Well, no, it really doesn’t. Personally, I’d write off whatever weirdness might surface in “Astro Boy” as the price of American screenwriters adapting a Cold War-era Japanese manga series while working with a Hong Kong CGI studio: it’s hard to keep things smooth and completely culturally neutral with that many cooks in the kitchen. And it’s also hard to imagine how many right-wing revolutions the movie could’ve jokingly taken signposts from (unless Astro Boy was reinvented as a talk radio or cable news show host, which seems unlikely to appeal to the kiddies).

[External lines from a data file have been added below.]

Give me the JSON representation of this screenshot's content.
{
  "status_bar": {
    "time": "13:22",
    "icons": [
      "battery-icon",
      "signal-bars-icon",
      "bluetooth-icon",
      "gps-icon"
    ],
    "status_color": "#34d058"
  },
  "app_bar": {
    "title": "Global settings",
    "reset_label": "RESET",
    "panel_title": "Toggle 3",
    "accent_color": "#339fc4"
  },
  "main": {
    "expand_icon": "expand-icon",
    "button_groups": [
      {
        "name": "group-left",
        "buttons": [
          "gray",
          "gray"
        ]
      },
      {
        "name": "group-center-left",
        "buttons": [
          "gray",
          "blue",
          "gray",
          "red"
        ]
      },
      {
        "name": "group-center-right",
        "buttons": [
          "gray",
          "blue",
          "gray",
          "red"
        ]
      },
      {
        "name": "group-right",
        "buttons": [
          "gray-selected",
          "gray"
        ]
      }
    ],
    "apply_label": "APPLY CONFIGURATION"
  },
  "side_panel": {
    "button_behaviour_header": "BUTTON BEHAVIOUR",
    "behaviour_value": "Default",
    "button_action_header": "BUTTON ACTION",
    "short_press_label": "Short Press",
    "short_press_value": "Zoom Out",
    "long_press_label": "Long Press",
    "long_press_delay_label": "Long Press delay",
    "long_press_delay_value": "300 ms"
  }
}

People like to read things into animated movies — because, understandably, they don’t want any ideology messing with their offspring. Remember in 2004, when “The Incredibles” was accused of Ayn Rand-ian posturing and “The Polar Express” (“The Polar Express”!) was called out for pushing a secular, anti-Christian agenda? And so it goes, on and on: the culture wars over kiddie flicks say more about the people waging them than the movies themselves. Because, seriously: who would actually try to push Bolshevism upon the youth of America via “Astro Boy”? And who would be paranoid enough to come up with that? Moviefone, apparently.